By Gerhard Gschwandtner
This is the story of Oakland A’s manager Billy Beane, who meets an Ivy League econ grad, Peter Brand (played by Jonah Hill), who views players through the lens of analytics and statistical probabilities. Beane (played by Brad Pitt) always loses his best players to big-money clubs and needs to find a new way to win. Following a hunch, he hires nerdy Peter Brand, and the pair begin to change the way the club drafts and plays. The two establish a culture of measurement and make hiring decisions based on science and probabilities, which upsets scouts and greatly irritates the Oakland A’s coach. The dramatic tension increases as the newly assembled team loses game after game. Beane and Brand hang tough, although Beane is carrying the seeds of doubt from his own can’t-miss-but-did career as a major baseball player.
As is the case with statistics and probabilities, over time, the bet pays off, and the Oakland A’s see a record-breaking streak of 20 winning games in a row.
Moneyball is about the fundamental cultural shift from picking players based on hunches to looking at the game in a more rational and objective way, measuring each player’s performance and displaying the results in the forms of percentages, graphs, and comparison charts. In essence, the shift from Baseball 1.0 to Baseball 2.0 allowed Billy Beane to see greater value in the underappreciated or ignored players that the old scouts considered washed out or destined for the minors. The movie has a great scene in which the good old boys chew the fat, commenting on the assets and liabilities of their draft prospects, focusing on age, injuries, and gossip trivia, such as, “If a player has an ugly girlfriend, it means he doesn’t have much confidence.”
I can easily see Brad Pitt in the role of a sales manager who has lost three of his top producers to the competition. It is not a big stretch to imagine Peter Brand as the new sales operations manager who teaches his boss how to match salespeople’s talents to their specific job requirements. The sales operations manager is the science nerd who knows which tools can fix the sales manager’s problems.
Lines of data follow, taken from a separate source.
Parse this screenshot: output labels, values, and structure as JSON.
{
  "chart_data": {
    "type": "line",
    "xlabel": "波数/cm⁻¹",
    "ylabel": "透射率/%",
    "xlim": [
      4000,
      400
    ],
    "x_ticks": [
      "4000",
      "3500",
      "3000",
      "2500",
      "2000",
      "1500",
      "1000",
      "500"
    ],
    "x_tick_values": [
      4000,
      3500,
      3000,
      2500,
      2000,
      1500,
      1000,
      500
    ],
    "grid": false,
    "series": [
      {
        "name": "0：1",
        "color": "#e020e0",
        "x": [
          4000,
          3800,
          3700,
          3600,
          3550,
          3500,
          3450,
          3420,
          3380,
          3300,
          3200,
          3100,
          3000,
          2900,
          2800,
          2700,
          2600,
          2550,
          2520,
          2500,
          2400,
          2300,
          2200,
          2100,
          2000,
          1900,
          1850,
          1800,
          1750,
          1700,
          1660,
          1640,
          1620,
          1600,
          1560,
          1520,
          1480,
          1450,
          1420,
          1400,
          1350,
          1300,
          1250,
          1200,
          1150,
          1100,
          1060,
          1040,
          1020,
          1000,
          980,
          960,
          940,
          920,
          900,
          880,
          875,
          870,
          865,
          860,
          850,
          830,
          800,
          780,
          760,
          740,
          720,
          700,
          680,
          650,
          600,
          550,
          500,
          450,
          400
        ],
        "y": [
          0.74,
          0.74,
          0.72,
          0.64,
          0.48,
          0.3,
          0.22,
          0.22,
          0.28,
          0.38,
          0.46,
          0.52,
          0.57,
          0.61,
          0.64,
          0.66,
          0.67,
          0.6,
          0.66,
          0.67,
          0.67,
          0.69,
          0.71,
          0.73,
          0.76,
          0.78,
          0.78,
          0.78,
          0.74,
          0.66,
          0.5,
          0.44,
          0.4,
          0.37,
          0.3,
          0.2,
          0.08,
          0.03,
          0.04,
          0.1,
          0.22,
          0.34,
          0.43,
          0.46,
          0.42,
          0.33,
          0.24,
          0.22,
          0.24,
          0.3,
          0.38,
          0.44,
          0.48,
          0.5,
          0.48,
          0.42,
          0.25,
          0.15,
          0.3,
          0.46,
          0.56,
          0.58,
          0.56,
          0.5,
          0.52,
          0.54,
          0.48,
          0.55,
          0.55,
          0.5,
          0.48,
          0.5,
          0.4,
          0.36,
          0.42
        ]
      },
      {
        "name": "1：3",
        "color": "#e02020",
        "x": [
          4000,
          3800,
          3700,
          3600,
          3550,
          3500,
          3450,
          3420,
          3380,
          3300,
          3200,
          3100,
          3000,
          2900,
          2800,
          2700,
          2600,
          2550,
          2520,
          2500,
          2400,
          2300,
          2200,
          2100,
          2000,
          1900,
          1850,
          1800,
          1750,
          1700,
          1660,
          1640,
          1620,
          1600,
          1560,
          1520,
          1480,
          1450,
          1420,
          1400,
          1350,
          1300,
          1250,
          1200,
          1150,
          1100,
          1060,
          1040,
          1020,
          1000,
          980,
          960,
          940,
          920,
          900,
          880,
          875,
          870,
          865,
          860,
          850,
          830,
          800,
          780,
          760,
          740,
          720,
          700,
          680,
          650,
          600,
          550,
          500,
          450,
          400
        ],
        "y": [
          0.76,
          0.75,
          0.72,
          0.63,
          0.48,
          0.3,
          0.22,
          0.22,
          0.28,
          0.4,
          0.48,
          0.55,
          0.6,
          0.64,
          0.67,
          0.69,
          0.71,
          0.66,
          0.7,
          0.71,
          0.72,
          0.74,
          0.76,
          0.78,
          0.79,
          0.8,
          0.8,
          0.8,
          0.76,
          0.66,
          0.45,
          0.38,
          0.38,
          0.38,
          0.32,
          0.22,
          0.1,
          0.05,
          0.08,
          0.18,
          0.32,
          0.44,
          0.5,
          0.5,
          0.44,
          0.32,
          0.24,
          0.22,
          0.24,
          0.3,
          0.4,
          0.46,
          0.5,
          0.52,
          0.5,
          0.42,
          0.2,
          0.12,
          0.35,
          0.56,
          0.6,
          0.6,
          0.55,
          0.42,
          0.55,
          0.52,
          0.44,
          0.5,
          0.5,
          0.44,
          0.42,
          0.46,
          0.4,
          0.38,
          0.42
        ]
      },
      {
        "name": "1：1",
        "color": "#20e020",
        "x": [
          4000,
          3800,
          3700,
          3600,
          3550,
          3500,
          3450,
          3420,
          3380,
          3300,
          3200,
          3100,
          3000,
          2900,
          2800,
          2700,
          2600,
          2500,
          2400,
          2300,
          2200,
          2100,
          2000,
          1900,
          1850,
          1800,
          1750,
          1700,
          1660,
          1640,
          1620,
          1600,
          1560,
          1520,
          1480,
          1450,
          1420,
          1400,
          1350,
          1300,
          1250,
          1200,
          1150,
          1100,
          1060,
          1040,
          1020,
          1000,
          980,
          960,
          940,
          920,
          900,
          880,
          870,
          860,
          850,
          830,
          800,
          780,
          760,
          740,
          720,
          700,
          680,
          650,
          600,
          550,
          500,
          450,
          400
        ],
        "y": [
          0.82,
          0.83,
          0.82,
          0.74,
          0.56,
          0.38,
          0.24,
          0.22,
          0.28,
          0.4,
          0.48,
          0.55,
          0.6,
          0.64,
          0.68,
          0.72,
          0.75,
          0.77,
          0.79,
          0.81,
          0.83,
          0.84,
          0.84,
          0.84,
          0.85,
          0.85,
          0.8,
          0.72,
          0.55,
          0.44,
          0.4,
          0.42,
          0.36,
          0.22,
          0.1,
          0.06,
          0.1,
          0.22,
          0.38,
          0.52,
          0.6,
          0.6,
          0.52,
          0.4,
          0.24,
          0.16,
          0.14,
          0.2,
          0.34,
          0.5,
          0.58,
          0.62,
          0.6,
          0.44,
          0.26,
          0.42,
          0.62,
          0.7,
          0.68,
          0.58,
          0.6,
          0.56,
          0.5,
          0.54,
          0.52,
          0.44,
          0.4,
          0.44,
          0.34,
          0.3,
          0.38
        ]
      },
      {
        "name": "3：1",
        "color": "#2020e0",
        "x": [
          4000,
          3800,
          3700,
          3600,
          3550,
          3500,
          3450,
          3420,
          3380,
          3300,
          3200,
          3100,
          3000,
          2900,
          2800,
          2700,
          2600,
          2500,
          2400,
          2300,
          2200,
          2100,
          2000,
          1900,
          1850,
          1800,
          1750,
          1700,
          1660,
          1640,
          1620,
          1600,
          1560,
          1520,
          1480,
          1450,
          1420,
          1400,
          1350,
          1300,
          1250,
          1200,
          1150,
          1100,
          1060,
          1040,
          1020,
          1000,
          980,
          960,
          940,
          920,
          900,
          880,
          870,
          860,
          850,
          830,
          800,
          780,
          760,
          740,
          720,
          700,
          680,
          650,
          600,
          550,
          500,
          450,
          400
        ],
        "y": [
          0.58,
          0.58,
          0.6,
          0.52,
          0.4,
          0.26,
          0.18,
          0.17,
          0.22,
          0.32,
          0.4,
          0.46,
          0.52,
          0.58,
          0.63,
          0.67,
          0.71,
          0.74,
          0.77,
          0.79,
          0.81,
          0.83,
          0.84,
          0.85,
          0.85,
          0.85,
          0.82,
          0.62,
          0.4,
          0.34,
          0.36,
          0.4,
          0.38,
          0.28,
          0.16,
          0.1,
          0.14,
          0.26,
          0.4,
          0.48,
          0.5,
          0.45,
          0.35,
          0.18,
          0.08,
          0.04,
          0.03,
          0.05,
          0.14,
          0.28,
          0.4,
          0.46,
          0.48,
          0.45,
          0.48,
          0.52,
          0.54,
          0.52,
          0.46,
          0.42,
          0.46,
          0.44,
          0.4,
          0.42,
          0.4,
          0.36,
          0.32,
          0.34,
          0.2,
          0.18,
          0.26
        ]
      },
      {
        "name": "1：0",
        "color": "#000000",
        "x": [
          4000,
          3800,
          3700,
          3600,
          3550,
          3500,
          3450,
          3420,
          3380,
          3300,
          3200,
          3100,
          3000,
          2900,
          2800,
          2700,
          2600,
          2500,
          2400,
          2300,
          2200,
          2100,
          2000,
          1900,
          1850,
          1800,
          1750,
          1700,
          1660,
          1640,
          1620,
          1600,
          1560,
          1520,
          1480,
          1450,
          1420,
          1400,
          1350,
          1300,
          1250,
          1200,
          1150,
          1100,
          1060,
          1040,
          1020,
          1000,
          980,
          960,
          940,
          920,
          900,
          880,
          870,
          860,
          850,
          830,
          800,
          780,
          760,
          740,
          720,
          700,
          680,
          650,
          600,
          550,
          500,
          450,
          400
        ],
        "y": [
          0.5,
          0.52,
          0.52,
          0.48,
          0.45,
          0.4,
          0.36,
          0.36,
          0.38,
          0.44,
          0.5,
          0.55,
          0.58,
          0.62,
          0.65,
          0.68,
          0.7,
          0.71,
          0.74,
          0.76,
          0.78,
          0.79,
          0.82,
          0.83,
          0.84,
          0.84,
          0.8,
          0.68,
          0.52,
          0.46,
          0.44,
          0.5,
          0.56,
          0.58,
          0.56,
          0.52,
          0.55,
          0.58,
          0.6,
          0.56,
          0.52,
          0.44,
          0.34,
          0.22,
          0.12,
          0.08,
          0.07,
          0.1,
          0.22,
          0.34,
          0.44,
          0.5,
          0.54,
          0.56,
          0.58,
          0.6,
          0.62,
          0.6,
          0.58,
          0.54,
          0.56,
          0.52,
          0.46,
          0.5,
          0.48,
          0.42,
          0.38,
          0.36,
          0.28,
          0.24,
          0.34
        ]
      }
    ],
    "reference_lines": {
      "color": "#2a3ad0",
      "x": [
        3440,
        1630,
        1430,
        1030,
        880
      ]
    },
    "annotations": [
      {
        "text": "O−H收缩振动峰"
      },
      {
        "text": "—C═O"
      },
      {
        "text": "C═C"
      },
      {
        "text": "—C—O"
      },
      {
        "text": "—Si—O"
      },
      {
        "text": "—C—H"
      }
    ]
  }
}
Once the sales manager shifts the focus from chasing superstars to creating a Sales 2.0 organization that aligns people, process, and technology, the outcome can be as spectacular as the Oakland A’s record-breaking winning streak.
If you are looking to hire salespeople based on science, take a look at www.calipercorp.com or www.hrchally.com. If you want to explore predictive analytics, test-drive www.lattice-engines.com or www.cloud9.com. If you want to model your sales-compensation plan and predict results, check out www.xactlycorp.com or www.callidussoftware.com. If you want to take a closer look at 30 of the most valuable and profitable Sales and Marketing 2.0 tools available on the market today, visit www.sales20conf.com/sm2011 and attend our conference. (Full disclosure: I am hosting this event.)
The actionable insight I walked away with after seeing Moneyball: Success doesn’t wait for those who act only when they “have a hunch.”